出典:https://www.jreast.co.jp/press/2024/20250304_ho02.pdf

貨客混載の実務課題と導入時の注意点
貨客混載の導入にあたっては、「走らせれば成立する」というわけではなく、事前に整理しておくべきポイントがあります。導入・運用にあたっては、荷主、交通事業者、物流事業者それぞれの立場で整理すべき論点があります。
荷主が詰めるべき3つの論点
- SLA(サービス水準合意)の設計:旅客優先が前提のため、「定時到着保証」ではなく「許容リードタイム」で握る発想が必要です
- 荷物特性の適合判断:サイズ・重量・温度帯・破損リスクを踏まえ、貨客混載に乗せてよい荷物かを事前に選別します
- 責任分界の明確化:遅延・破損・誤配時の責任範囲と補償ルールを、交通事業者・物流事業者との間で契約上明記しておく必要があります
交通事業者が押さえるべき3つの論点
- ダイヤ遵守との両立:積み降ろしに時間がかかると旅客便の定時性に影響します。停車時間・作業人員の設計がカギです
- 現場オペレーションの負荷:運転者に荷物の受け渡し業務が加わるため、教育・マニュアル整備が不可欠です
- 収益モデルの設計:旅客運賃に加えて貨物運送の対価をどう設定するか、採算ラインを見極める必要があります
物流事業者が押さえるべき4つの論点
- 許可要否の確認:たとえば乗合バスで350kg以上の荷物を運ぶ場合は貨物自動車運送事業の許可が必要になるため、荷姿設計の段階で重量を確認します
- 接続オペレーションの設計:旅客便の発着に合わせた集荷・配送の時間調整が必要です。自社便との接続ダイヤを綿密に組む必要があります
- 荷物追跡・情報連携:旅客便に荷物を預けた後のステータス把握が難しくなるため、情報連携の仕組みを構築しておくことが重要です
- 品質担保の仕組み:破損・温度逸脱などのトラブル発生時に備え、検品ルールや写真記録などのエビデンス取得フローを整備します
これらの論点を関係者間で事前に詰めておくことで、導入後のトラブルを未然に防ぐことができます。
貨客混載の今後の展望
貨客混載は過疎地域の取り組みにとどまらず、全国展開へと進化しつつあります。2023年の制度改正で過疎地域以外での実施が可能になったことを踏まえ、今後の展望を整理します。
オンデマンド交通×小口配送の可能性
国土交通省のニーズ事例集では、タクシー事業者による医薬品や生活用品の配送ニーズが報告されています。在宅看護中の家族に処方薬を届けたい、買い物難民へ日用品を配送したいといったニーズは、オンデマンド型の乗合交通との相性がよい領域です。

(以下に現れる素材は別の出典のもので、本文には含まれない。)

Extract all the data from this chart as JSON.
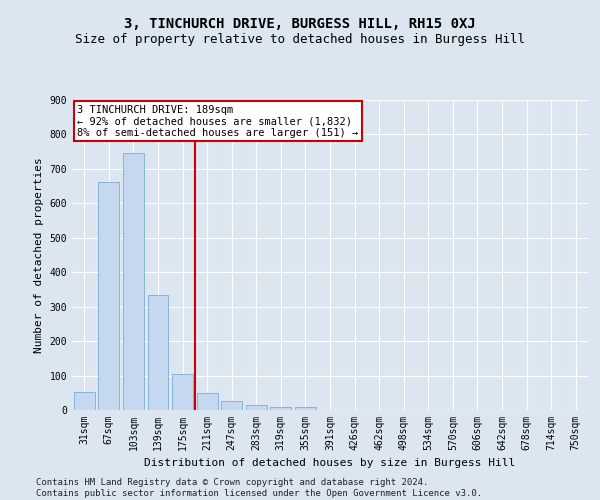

この分野では、配車・ルーティングの最適化アルゴリズムやデマンド予測による配車の高度化など、DX技術が組み合わされることで、より柔軟な貨客混載モデルが実現する可能性があります。
出典:https://www.mlit.go.jp/report/press/content/001611589.pdf
荷物輸送専用新幹線による幹線輸送
JR東日本は、E3系新幹線1編成を荷物輸送専用車両として改造し、2026年3月から盛岡・東京間で平日定期運行を開始予定です。車両基地を活用することで最大1,000箱程度の輸送を目指しています。
この取り組みにより、トラック運転手の拘束時間削減とCO2排出量削減の両立が見込まれており、「物流業界の人手不足問題」や「CO2排出量削減」「地方創生」といった社会的課題の解決に貢献すると期待されています。

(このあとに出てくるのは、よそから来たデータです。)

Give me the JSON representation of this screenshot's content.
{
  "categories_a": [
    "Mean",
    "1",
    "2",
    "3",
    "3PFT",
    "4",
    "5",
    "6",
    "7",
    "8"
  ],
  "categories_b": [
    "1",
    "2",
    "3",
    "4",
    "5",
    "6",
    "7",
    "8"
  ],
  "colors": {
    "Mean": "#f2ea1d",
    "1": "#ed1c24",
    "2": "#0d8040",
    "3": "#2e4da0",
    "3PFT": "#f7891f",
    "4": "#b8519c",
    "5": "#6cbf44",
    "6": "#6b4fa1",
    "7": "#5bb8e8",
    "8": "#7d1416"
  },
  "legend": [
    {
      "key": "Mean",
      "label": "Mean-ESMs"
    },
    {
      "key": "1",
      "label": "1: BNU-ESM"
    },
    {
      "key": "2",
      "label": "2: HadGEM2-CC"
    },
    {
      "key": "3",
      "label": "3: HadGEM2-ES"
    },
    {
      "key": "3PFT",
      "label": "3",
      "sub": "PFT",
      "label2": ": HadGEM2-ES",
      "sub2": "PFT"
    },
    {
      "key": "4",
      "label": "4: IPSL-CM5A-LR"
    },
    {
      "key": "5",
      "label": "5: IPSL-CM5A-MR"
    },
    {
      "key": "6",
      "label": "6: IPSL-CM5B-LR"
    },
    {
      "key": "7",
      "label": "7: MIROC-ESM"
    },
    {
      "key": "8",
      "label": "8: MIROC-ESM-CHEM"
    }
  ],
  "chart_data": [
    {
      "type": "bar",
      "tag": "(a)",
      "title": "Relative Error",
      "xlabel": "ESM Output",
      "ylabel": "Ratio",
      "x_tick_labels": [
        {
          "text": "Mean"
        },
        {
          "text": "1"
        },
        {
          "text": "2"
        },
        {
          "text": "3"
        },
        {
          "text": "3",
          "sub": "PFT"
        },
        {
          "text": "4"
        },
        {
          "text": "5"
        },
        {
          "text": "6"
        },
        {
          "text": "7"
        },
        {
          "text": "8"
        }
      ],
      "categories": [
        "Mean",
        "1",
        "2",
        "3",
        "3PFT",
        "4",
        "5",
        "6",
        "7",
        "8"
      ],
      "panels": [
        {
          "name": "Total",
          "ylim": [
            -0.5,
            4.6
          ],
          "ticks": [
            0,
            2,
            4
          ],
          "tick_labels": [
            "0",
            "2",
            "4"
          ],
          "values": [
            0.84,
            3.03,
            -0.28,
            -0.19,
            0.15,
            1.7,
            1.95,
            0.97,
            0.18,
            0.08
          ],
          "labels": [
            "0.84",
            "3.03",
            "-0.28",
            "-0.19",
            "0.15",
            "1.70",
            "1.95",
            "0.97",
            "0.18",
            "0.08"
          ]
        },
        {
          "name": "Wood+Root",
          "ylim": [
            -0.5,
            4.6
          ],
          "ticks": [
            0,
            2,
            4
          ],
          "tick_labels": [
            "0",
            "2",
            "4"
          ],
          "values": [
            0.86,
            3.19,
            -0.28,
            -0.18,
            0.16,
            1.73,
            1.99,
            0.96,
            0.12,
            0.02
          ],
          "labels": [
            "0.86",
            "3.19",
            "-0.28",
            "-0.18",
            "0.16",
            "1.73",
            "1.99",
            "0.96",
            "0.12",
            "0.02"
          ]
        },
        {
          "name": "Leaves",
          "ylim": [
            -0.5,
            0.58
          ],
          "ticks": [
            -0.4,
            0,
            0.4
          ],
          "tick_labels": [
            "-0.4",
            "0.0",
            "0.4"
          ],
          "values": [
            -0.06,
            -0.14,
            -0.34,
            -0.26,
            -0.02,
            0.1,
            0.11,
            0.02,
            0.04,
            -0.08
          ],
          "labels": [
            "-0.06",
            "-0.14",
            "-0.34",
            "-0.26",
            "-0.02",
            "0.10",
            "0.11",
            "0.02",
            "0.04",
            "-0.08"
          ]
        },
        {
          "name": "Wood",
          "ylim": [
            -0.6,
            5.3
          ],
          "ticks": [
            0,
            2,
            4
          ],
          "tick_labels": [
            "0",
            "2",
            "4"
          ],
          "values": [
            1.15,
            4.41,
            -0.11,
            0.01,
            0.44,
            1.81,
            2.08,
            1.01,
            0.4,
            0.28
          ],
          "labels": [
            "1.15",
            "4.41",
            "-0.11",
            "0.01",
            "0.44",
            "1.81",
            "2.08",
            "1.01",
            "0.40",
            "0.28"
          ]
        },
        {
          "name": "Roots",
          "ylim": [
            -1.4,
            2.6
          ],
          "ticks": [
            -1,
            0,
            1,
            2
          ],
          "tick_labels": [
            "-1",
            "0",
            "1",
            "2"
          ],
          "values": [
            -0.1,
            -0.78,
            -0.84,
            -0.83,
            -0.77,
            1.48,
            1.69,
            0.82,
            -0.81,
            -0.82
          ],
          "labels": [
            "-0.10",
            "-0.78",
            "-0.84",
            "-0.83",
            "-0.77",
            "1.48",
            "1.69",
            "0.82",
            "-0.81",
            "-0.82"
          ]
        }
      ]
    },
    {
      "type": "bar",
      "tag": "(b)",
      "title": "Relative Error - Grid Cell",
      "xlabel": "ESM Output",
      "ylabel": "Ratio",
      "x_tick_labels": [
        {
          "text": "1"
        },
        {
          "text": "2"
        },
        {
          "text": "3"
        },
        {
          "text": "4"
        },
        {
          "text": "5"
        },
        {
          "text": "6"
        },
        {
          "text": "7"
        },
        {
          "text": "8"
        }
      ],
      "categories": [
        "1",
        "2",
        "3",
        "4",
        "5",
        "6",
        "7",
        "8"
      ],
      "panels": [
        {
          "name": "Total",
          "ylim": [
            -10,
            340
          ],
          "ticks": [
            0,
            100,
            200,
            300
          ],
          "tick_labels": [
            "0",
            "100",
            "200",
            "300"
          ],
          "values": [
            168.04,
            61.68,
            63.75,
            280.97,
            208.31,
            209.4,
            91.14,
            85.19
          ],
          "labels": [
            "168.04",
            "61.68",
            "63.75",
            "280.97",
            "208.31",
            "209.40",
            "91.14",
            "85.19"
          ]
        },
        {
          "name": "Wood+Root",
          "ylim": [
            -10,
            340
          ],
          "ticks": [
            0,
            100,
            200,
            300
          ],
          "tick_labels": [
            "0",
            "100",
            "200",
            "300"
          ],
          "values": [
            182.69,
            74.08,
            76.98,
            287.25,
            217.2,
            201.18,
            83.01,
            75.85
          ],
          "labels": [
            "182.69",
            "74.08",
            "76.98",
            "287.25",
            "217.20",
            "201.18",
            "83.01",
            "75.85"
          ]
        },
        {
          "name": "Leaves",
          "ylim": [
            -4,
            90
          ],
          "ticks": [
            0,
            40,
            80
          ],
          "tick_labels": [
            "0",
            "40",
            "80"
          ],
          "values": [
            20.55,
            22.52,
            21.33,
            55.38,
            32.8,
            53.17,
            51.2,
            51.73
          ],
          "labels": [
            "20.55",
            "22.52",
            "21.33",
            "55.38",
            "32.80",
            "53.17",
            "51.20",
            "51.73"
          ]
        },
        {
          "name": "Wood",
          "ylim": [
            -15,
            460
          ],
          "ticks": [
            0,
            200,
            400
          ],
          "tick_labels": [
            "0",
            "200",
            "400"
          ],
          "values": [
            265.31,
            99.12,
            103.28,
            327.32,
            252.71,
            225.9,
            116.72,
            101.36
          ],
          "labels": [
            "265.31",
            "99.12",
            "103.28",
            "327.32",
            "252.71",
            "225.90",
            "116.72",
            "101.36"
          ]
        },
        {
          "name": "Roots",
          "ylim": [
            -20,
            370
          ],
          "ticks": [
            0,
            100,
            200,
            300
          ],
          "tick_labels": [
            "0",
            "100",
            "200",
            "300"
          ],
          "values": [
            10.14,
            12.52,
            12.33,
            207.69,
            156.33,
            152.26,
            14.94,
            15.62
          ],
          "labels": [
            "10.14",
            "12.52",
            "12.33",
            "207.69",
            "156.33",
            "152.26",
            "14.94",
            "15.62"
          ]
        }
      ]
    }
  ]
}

現時点で荷物輸送専用新幹線はJR東日本の東北新幹線区間に限られていますが、今後JR東海(東海道新幹線)やJR西日本(山陽新幹線)にも同様の取り組みが広がれば、東京〜大阪〜博多間をカバーする東西の長距離幹線輸送ネットワークが形成される可能性があります。東海道・山陽新幹線は1日あたりの運行本数が多く、深夜帯や早朝帯の回送ダイヤを活用できれば、トラック長距離輸送の代替手段としてのインパクトはさらに大きくなります。JR各社間の連携が進むかどうかが、新幹線貨客混載の全国展開における次の焦点といえるでしょう。
出典:https://www.jreast.co.jp/press/2024/20250304_ho02.pdf
まとめ
貨客混載は、ドライバー不足と旅客需要の減少という二つの構造的課題に対し、既存の交通インフラを活用して物流と旅客輸送を同時に支える仕組みです。導入にあたっては、許可制度の確認、荷物特性の適合判断、関係者間の責任分界の整理が欠かせません。まずは自社の輸送課題と照らし合わせ、貨客混載が有効に機能する区間や荷物があるかを見極めることが、検討の第一歩となります。